That costly custom crystal chandelier you’ve been eyeing would look perfect in the foyer. You’re convinced that dark quartz countertops would really make your kitchen pop. And your kids keep asking you to install that in-ground swimming pool you’ve hinted about. All these wish-list upgrade items make perfect sense to you. But they may not be so well-received by your home’s next owner, according to the experts. You may never recoup the costs you pay for many home improvement projects when it’s time to sell your home.
That’s why it’s smart to think long and hard about the return-on-investment (ROI) potential of any home improvement you plan to make before you commit.
According to Realtors polled for the National Association of Realtors’ (NAR) 2019 Remodeling Impact report, the top five home improvement projects that are most likely to add resale value to your home are, in order, a complete kitchen renovation, kitchen upgrade, HVAC replacement, new master suite/owners’ suite, and bathroom renovation.
But the enhancements that will likely yield a lower ROI than you hope and are less recommended by Realtors include:
A closet renovation (40 percent of value expected to be recovered from the project),
Adding a new bathroom (50 percent expected value recovered),
Converting an attic to a living area (56 percent).
The lesson to be learned here?
“If an owner is looking to sell, they should focus on ROI before investing in a project renovation. But they also need to consider what is going to bring a potential buyer into their home,” says Dr. Jessica Lautz, vice president of demographics and behavioral insights for the NAR in Washington, D.C.
On the other hand, “ROI becomes less important if you’re planning on staying put,” she says.
With the high cost of home improvements today, homeowners should consider the return on investment carefully – especially if they plan to stay for only a few years after completing the improvement. But if you plan to live in your house for a long time, the financial value of these improvements becomes irrelevant. The improvement will likely become old and dated at a faster rate than in the past, and today’s buyers want new renovations that reflect modern styles.
Case in point: Even if your kitchen was installed within the last seven years and is in excellent condition, you may to consider some sort of renovation in order to achieve a good ROI.
Fiona Dogan, a global real estate advisor for Julia B. Fee Sotheby’s International Realty, says ROI can vary significantly, depending on the local market and local buyer preferences.
“Generally speaking, remodeling on a lower-priced home has a bigger percentage increase on the home’s value than remodeling a higher-priced home,” Dogan explains.
But regardless of your home’s value or area, some renovations are almost always going to pay off better than others and be a safe bet.
These include finishing rooms that add square footage, upgrading the kitchen and its appliances, updating the master bath and secondary bathrooms, substituting carpeting with hardwood floors or refinishing existing hardwood floors, and adding a fresh coat of paint.

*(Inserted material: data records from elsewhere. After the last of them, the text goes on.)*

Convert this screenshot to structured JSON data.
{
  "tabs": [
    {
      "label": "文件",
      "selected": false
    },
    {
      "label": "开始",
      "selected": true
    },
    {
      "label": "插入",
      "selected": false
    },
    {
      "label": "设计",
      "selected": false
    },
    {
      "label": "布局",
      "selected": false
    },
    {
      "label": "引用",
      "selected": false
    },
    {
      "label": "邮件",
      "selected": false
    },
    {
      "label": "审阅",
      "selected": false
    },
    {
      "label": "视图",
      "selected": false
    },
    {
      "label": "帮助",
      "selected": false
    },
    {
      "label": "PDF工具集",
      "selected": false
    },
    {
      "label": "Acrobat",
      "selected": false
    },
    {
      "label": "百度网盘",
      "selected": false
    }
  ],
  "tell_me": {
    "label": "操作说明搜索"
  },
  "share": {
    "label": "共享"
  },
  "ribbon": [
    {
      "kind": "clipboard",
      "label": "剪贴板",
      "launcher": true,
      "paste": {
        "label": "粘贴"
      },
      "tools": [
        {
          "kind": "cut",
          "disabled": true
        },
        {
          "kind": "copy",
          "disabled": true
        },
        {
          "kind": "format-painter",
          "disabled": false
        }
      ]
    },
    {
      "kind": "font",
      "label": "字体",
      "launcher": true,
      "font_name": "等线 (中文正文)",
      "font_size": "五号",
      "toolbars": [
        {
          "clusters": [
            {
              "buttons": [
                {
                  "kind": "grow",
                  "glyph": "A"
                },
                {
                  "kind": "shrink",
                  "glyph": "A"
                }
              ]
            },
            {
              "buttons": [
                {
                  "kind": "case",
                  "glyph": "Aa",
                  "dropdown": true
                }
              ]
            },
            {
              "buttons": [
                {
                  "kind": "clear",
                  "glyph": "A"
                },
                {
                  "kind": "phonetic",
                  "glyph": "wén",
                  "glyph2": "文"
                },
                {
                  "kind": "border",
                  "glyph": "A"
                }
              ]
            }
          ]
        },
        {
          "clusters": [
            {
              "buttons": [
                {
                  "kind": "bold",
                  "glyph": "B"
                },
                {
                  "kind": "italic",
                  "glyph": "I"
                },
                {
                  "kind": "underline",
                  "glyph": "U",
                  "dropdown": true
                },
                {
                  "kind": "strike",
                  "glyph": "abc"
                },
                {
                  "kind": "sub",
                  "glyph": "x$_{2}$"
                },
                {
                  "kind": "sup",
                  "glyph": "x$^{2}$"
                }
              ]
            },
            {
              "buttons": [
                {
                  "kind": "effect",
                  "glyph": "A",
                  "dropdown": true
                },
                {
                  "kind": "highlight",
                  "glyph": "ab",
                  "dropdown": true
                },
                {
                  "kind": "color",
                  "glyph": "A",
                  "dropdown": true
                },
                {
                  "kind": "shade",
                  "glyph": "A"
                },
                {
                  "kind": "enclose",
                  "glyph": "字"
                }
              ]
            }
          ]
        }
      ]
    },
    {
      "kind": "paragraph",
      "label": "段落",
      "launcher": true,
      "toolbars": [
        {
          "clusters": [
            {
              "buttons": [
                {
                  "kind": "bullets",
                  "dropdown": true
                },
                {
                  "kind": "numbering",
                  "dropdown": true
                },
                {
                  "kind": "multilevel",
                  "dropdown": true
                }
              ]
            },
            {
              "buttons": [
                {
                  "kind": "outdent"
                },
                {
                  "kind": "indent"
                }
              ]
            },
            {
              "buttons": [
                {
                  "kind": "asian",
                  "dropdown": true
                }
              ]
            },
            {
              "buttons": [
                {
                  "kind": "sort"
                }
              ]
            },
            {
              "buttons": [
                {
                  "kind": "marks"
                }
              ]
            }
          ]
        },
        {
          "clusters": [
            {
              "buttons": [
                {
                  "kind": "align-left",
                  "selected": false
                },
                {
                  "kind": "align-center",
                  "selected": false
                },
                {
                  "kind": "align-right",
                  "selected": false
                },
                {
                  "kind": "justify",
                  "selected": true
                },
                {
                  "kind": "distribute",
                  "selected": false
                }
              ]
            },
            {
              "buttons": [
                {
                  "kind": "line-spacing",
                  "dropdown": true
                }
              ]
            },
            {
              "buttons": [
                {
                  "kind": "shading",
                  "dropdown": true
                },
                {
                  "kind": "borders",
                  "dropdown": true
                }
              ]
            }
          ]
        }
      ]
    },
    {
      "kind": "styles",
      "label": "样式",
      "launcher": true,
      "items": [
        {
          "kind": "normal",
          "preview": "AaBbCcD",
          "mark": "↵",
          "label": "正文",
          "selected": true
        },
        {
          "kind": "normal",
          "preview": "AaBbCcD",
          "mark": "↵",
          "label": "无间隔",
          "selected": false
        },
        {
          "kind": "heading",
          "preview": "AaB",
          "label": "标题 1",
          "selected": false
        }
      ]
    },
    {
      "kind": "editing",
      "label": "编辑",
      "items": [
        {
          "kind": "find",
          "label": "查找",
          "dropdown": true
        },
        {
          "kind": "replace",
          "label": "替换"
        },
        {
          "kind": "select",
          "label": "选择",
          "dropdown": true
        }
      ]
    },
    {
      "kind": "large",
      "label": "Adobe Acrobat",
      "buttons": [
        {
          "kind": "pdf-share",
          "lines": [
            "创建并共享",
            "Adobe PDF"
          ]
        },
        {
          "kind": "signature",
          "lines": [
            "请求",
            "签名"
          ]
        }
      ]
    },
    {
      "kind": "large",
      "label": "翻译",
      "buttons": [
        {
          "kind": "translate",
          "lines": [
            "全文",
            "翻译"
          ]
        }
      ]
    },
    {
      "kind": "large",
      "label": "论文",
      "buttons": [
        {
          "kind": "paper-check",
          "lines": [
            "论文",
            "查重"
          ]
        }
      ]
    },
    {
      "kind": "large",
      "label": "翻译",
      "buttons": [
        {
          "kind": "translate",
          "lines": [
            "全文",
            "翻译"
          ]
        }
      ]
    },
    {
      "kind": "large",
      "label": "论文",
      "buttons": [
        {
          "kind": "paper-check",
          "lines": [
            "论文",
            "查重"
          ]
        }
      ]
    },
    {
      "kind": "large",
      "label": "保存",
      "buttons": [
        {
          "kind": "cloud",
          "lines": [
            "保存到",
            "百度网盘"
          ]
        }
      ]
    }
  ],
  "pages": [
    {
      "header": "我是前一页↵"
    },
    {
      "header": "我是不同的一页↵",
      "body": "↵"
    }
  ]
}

If you’re planning to stay in your home long-term, you can approach these home improvements with your own design aesthetic and budget as the guiding factors. But if you’re expecting to sell in the next few years, you should design to appeal to a wide swath of prospective buyers and focus on items that buyers often notice first and care about the most.
Likewise, avoid lavish, indulgent, and ornamental updates that may be too personalized for your area market.
Remember that the cost of highly personalized additions such as a children’s theater, elaborate home gym with a rock-climbing wall, or indoor hot tub may never be recovered,” says Dogan. “Think classic, timeless, smart, and sustainable.”